While supervising residents, one of the frequent diagnostic suggestions in undifferentiated febrile patients is: blood cultures. As an Emergency Physician, the utility of blood cultures – short of diagnosing endocarditis or another primary hematogenous source – is vanishingly small. After all, the source of infection is nearly universally somewhere else – lung, urine, CSF, skin & soft tissue – and relying on the blood to give you the answer two days later is an unreliable and impractical proposition.

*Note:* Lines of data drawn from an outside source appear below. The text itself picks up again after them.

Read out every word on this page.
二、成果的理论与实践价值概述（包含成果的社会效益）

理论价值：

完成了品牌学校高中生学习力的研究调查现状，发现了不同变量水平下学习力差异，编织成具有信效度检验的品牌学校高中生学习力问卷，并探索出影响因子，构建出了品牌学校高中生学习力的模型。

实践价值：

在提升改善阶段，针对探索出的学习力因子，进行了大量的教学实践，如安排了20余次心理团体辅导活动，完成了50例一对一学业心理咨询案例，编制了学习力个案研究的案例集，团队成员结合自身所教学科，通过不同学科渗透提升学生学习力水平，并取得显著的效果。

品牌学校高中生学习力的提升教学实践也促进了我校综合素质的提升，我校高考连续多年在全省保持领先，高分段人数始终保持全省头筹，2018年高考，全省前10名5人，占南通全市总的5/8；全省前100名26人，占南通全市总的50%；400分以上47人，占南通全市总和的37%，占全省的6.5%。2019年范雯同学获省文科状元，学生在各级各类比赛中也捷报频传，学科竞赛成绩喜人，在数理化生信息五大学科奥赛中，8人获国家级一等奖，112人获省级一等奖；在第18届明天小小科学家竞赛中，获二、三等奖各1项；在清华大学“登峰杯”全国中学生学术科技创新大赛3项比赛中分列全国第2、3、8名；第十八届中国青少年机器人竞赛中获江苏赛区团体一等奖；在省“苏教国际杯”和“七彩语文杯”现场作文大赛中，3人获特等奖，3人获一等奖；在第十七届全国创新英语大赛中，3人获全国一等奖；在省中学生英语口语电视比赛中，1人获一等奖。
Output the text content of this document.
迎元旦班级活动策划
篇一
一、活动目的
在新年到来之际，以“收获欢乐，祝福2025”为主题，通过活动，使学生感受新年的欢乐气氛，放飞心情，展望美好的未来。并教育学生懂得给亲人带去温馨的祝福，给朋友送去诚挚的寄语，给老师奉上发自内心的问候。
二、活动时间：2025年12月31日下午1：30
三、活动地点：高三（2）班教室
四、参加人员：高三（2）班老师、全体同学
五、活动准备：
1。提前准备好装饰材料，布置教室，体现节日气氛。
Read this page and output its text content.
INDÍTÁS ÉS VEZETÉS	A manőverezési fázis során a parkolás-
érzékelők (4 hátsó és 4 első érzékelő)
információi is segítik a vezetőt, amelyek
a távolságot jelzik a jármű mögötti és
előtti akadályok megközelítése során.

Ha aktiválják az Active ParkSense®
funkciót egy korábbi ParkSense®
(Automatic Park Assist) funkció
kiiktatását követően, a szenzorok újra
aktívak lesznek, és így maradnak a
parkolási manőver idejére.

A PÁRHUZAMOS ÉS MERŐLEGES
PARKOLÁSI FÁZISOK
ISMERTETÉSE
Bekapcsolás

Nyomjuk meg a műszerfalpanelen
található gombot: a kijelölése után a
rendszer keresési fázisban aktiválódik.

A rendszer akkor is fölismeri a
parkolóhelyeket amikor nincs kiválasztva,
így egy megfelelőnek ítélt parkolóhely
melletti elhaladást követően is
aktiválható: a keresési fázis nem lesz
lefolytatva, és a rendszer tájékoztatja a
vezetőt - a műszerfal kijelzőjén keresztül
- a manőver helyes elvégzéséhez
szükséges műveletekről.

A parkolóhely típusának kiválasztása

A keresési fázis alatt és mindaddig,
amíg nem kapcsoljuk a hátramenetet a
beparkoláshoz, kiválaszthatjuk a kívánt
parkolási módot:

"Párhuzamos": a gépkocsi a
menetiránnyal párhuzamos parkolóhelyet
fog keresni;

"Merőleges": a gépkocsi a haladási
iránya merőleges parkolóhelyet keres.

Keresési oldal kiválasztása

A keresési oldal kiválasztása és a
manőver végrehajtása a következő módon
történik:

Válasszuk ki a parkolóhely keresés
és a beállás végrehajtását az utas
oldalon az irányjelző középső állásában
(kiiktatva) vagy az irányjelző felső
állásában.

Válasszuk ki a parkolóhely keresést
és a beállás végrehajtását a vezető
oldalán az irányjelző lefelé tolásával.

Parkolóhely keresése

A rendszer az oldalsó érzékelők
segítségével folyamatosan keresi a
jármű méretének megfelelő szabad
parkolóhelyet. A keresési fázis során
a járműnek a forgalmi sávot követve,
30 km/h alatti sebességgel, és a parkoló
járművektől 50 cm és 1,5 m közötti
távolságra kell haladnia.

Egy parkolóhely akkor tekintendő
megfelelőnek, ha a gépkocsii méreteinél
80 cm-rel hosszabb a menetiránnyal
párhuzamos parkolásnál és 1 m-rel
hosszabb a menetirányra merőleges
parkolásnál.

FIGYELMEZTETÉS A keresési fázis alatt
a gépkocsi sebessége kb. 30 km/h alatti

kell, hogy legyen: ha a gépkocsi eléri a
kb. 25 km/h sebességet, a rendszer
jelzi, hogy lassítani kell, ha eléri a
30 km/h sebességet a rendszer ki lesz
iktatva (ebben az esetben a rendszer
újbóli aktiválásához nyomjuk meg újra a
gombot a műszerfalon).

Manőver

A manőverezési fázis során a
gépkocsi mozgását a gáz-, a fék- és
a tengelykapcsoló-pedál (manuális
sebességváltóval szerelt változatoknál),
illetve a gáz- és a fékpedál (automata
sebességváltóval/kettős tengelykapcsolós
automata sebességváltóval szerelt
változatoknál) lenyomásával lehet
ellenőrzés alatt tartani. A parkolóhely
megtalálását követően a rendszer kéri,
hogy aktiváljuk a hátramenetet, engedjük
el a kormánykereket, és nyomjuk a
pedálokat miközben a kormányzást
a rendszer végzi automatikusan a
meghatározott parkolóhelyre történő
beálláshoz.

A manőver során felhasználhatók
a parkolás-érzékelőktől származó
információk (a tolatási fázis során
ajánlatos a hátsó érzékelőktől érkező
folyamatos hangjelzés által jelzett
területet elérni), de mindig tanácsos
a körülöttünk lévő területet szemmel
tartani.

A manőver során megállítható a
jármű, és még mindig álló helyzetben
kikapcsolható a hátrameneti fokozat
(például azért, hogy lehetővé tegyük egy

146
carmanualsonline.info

This study is yet another attempt at identifying patients with high likelihood of bacteremia, retrospectively analyzing 5,499 patients at Odense University Hospital for whom blood cultures were drawn. This cohort, representing roughly half of all patients presenting to the Emergency Department, had positive blood culture results 7.6% of the time. CRP, temperature, and SIRS criteria were evaluated as potential predictive variables – and, unfortunately, the positive likelihood ratios of each were only between 2 and 3, and the negative likelihood ratios associated with each were all 0.4. The authors combine these criteria and promote their absence as a rule-out, with a negative predictive value of 99.5% – but, common sense ought obviate trying to diagnose bacteremia in an afebrile patient with no SIRS criteria, and the NPV performance is more related to the low prevalence of disease than the utility of their criteria.
Really, the most interesting element of this study: the massive volume of blood cultures performed, with 92% of them true negative or false positive. Costs for blood cultures vary by facility, and range from $15-$50, with patient charges typically a significant multiplier beyond. A low yield might be important if the diagnoses were changing management and improving outcomes, but the vast majority of culture results are clinically unimportant. These authors have not described particularly strong positive predictors – but they’ve illustrated the massive scope of the problem.
“How do bacteraemic patients present to the emergency department and what is the diagnostic validity of the clinical parameters; temperature, C-reactive protein and systemic inflammatory response syndrome?”